David Brady, an engineer at Duke University in Durham, North Carolina, and his colleagues are developing the AWARE-2 camera with funding from the United States Defense Advanced Research Projects Agency. The camera’s earliest use will probably be in automated military surveillance systems, but its creators hope eventually to make the technology available to researchers, media companies and consumers.
The camera is described today in Nature1, in a paper that includes some of its images. One snapshot shows a wide view of Pungo Lake, part of the Pocosin Lakes National Wildlife Refuge in North Carolina. In a compressed version of the entire image, no animals are visible. But zooming in reveals a group of swans; going in closer still makes it possible to count every bird on and above the lake.
Researchers including wildlife biologists and archaeologists already use image-stitching software to create similar images from lots of lower-resolution files. But the ability to take the entire picture in one instant rather than taking individual shots over a period of minutes to an hour — during which time those swans might all have flown away — will be useful for capturing dynamic processes.

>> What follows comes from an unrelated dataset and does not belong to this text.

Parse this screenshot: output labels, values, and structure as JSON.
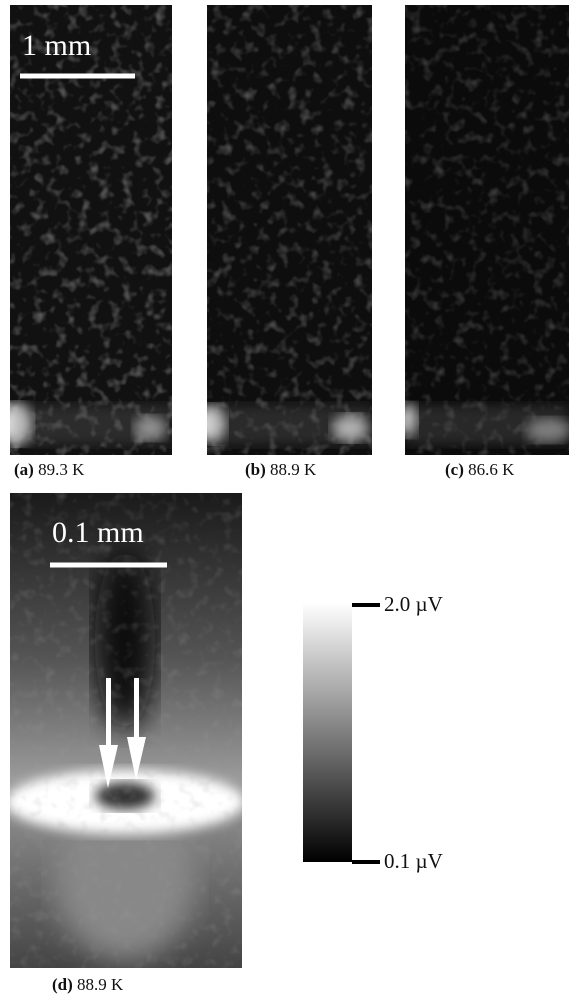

With such technology, “when you’re in the field, you don’t have to decide what you’re going to study — you can capture as much information as possible and look at it for five years”, says Illah Nourbakhsh, a roboticist at Carnegie Mellon University in Pittsburgh, Pennsylvania, who developed image-stitching software called Gigapan. “That really changes your mindset.”
Bigger and better
In general, taking high-resolution images demands a large lens. Very rapidly, the optics become “the size of a bus”, says Brady. And high-resolution cameras usually have a limited field of view, meaning that they can see only a small slice of the total scene at a time. For example, each of the four 1.4-gigapixel cameras being used in the Panoramic Survey Telescope and Rapid Response System (Pan-STARRS) at the University of Hawaii’s Institute for Astronomy, which will scan the night sky for potentially dangerous near-Earth objects such as asteroids, focuses on a view of the sky only three degrees wide. And each uses a 1.8-metre mirror and a large array of light-sensing chips to accomplish the feat.
AWARE-2 sidesteps the size issue by using 98 microcameras, each with a 14-megapixel sensor, grouped around a shared spherical lens. Together, they take in a field of view 120 degrees wide and 50 degrees tall. With all the packaging, data-processing electronics and cooling systems, the entire camera is about 0.75 by 0.75 by 0.5 metres in volume.
The current version of the camera can take images of about one gigapixel; by adding more microcameras, the researchers expect eventually to reach about 50 gigapixels. Each microcamera runs autofocus and exposure algorithms independently, so that every part of the image — near or far, bright or dark — is visible in the final result. Image processing is used to stitch together the 98 sub-images into a single large one at the rate of three frames per minute.
“With this design, they’re changing the game,” says Nourbakhsh.
The Duke group is now building a gigapixel camera with more sophisticated electronics, which takes ten images per second — close to video rate. It should be finished by the end of the year. The cameras can currently be made for about US$100,000 each, and large-scale manufacturing should bring costs down to about $1,000. The researchers are talking to media companies about the technology, which could for example be used to film sports: fans watching gigapixel video of a football game could follow their own interests rather than the camera operator’s.
The challenge, says Michael Cohen, head of the Interactive Visual Media group at Microsoft Research in Redmond, Washington, is dealing with the huge amount of data that these cameras will produce.
The gigapixel camera that takes ten frames per second will generate ten gigabytes of data every second — too much to store in conventional file formats, post on YouTube or e-mail to a friend. Not everything in these huge images is worth displaying or even recording, and researchers will have to write software to determine which data are worth storing and displaying, and create better interfaces for viewing and sharing gigapixel images. “The technology for capturing the world is outpacing our ability to deal with the data,” says Nourbakhsh.